Okay, so what happened here? Count Dooku is once again frustrated with Grievous fucking things up. The Jedi Council is solely comprised of holographic desk-jockeys. The Republic now knows about the Separatist’s weapon and… that’s it, really. Anakin and Ahsoka come to some lame agreement about sharing the blame for breaking the Council’s rules, but the moment feels more like redundant characterization than actual development. At least “Ambush” had some half-interesting ideas about individuality. Here we just hear more from the uninteresting shoe-horned biography of the galaxy’s #1 Mary Sue.

Stray Observations:

  • Sixth-grade me did not imagine Plo Koon sounding like a Halo Elite with that elaborately deep voice.
  • I love how much this episode tries to hype up a “secret” weapon that wasn’t that impressive in Empire. In Episode V, the ion cannon looks and does exactly what it sounds like.
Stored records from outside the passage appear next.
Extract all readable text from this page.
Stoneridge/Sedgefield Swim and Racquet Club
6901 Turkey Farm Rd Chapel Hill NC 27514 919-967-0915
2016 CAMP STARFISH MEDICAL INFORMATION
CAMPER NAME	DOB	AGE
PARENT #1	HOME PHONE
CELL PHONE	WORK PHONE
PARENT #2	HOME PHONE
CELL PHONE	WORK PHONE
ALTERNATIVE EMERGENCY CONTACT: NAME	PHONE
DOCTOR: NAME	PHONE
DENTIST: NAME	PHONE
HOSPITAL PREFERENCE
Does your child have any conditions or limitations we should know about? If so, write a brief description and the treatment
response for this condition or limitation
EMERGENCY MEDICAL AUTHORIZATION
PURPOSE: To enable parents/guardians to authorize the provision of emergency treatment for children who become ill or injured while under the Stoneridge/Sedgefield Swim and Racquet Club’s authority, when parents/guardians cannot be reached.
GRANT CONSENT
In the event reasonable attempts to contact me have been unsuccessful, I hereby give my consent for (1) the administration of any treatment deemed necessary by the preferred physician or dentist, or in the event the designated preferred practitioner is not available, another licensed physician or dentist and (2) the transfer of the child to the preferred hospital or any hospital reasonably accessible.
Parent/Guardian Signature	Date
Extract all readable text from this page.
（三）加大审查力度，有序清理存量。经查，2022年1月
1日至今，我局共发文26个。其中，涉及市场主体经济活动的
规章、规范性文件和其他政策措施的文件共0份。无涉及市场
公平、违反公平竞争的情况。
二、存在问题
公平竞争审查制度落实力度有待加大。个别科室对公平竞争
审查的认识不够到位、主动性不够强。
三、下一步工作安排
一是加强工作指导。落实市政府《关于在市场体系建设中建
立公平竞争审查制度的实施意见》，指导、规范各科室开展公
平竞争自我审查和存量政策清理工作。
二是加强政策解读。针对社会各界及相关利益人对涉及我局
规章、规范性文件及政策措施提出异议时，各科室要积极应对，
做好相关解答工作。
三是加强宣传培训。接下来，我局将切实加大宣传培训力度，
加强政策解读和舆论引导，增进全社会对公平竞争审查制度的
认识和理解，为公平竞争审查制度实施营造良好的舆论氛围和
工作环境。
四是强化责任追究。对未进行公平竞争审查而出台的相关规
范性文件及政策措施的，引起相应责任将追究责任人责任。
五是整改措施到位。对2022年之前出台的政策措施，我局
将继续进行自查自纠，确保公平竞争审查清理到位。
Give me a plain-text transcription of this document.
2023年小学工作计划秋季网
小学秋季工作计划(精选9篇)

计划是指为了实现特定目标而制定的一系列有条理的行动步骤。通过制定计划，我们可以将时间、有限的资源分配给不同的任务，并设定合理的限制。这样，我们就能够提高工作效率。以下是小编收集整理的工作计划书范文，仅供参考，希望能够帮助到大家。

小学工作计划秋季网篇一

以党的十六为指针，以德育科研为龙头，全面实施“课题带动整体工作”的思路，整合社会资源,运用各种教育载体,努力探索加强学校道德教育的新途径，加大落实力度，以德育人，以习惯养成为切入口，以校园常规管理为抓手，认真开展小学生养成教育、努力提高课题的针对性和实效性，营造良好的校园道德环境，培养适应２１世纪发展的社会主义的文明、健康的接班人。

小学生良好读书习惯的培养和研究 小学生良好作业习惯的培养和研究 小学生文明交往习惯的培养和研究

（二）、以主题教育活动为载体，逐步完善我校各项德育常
In The Clone Wars? It’s a superpowered weapon that shoots out electric sparkling jellyfish.
  • Maybe I’m picking nits here, but those Droch-class “juicers” the battle droids used seemed pretty conveniently-sized to pincer the Republic escape pods. They’re used for more than boarding escape pods though, yes?
  • Since when did Anakin become a bureaucrat? Sure, part of his scolding Ahsoka for breaking from the Council’s orders was for show, but he felt a little too snippy. A little too Obi-Wan.
  • The latest in PG-rated death threats: Count Dooku’s “I want all those life pods destroyed…”
  • Grievous is ridiculous in “Rising Malevolence.” Moreso than Revenge of the Sith. He’s hacking up his lungs and bitching out battle droid crew members even as Dooku tells him how much he fucked up. He’s Dooku’s pathetic, half-robot, goofy lapdog.
  • On that note, there are way too many apprentices. Anakin is Obi-Wan’s former apprentice; Ahsoka used to be Plo Koon’s; now she’s Anakin’s; Grievous and Dooku. The Clone Wars is running a FREE APPRENTICE OFFER  at its yard sale. I miss Darth Maul.